Undocumented Students

Undocumented Students Page

Each year, several thousand undocumented students graduate from high school, many of whom have lived in the United States since childhood. Advising undocumented students can be difficult in uncertain times. This page provides resources and guidance for professionals.

On June 15, 2012, the US Department of Homeland Security (DHS) announced the creation of the Deferred Action for Childhood Arrivals (DACA) program, which granted temporary permission to stay to certain undocumented youth who came to the United State as children. However, on September 5, 2017, the Trump Administration announced that it would end the DACA program. NACAC opposes the decision to rescind DACA, and Members of Congress continue to attempt to negotiate a solution for these students and individuals.

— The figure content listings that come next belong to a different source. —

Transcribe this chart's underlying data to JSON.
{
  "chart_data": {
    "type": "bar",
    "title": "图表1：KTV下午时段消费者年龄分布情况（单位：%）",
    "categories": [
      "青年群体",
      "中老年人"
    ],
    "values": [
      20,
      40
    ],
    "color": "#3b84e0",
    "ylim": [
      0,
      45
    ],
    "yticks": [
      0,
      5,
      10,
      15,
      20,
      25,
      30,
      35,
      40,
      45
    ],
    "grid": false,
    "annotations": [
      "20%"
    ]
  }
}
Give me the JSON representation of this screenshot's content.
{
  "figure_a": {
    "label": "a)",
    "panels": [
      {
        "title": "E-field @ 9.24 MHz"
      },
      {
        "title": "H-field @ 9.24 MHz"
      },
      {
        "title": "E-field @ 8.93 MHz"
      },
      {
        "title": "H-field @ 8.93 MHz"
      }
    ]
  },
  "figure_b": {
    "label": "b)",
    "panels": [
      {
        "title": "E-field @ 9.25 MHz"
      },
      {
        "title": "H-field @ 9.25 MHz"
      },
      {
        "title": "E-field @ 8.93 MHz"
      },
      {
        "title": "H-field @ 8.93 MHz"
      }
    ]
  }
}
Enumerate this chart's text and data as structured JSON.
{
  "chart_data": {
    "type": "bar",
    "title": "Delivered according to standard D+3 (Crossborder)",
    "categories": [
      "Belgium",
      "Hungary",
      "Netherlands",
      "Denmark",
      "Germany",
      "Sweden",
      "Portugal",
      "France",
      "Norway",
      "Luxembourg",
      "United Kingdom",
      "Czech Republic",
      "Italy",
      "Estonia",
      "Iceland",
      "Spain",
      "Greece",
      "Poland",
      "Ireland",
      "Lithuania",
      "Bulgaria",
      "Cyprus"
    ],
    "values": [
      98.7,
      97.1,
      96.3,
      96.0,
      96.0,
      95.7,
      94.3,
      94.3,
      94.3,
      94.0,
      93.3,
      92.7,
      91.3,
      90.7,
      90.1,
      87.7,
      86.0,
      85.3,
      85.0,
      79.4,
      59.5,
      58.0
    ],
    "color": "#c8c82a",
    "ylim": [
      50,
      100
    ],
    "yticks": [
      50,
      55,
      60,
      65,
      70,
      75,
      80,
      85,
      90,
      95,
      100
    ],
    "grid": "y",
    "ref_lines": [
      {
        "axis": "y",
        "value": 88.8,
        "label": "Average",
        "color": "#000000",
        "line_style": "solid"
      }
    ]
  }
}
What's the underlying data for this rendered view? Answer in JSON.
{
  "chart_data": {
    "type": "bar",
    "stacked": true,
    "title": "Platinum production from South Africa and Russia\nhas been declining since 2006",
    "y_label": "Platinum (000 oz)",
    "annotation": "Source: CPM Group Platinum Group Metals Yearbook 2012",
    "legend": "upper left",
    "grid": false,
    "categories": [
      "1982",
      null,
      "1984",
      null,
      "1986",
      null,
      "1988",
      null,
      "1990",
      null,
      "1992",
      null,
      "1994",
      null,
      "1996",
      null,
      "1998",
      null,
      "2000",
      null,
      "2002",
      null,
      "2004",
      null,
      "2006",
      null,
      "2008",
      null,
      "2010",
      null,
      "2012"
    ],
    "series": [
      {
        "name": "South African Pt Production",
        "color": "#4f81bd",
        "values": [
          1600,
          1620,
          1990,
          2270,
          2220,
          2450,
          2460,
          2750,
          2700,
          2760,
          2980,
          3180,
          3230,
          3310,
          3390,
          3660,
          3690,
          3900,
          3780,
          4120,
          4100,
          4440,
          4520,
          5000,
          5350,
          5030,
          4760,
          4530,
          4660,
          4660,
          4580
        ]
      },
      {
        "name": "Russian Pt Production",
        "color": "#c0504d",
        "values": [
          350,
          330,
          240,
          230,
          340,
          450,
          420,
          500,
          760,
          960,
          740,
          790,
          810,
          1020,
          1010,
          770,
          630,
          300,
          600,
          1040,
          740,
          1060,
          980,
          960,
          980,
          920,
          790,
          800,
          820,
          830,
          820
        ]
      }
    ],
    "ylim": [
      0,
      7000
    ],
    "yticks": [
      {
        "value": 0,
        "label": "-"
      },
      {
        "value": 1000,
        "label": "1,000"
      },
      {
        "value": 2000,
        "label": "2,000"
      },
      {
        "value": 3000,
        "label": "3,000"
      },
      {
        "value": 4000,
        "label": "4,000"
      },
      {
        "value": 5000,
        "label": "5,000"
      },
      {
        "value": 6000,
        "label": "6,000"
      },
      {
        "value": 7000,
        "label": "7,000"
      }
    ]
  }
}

In January 2018, Judge William Alsup of the U.S. District Court for the Northern District of California ordered a halt to the federal government’s termination of the DACA program. Specifically, Alsup ordered the government to temporarily reinstate the DACA program and to announce a process by which DACA recipients can apply to renew their DACA status. In February 2018, Judge Nicholas Garaufis of the U.S. District Court for the Eastern District of New York issued a similar injunction. The Trump Administration filed an appeal of the California Court’s decision to the Supreme Court which was denied in February 2018, leaving the case to be heard by the 9th Circuit Court of Appeals. DHS announced that it would resume processing renewal applications while litigation is ongoing.

In April 2018, Judge John Bates of the U.S. District Court for the District of Columbia became the third judge to strike down the Administration's decision to end DACA, stating that Department of Homeland Security "failed adequately to explain its conclusion that the program was unlawful." According to this ruling, DHS must begin accepting new DACA applications after a 90-day waiting period. This waiting period is intended "to afford DHS an opportunity to better explain its view that DACA is unlawful." It is expected that the Administration will appeal this decision; NACAC will continue to monitor the issue and update this webpage as necessary.

NACAC encourages you to speak with an immigration attorney or a Board of Immigration Appeals–accredited representative if you are working with a student or group of students who may be undocumented and concerned about their future.